Ultimamente tutorava as duas filhitas do inditoso Germano Meireles. E agora encontro-o aqui em Ponta Delgada, não aparentando a heresia nem o seu nihilismo professo; também não a paz nirvânica que nunca deve ter alcançado...
Antero de Quental! O Santo Antero, assim lhe chamava o José Maria. O poeta e o filósofo cujas páginas, dizia o Oliveira Martins, foram todas escritas «com sangue e lágrimas»!

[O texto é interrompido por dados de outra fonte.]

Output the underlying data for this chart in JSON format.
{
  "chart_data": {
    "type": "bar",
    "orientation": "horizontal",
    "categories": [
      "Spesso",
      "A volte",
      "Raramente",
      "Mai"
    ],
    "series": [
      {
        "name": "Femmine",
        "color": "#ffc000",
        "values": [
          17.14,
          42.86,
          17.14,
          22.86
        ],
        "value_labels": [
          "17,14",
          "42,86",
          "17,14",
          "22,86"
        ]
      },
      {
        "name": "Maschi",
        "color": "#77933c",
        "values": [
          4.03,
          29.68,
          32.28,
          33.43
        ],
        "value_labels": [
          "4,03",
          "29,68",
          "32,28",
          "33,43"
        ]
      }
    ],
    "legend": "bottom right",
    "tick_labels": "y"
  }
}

E bem se vê. Melhor se pressente o místico e metafísico incapaz de se acomodar num sistema coerente para onde caminhem o Universo e a Humanidade. Não, é evidente, as ideias em Antero maceram-lhe o corpo e a alma, é com a sua própria consciência que ele discute, não se conforma, desespera e tira o revólver da algibeira.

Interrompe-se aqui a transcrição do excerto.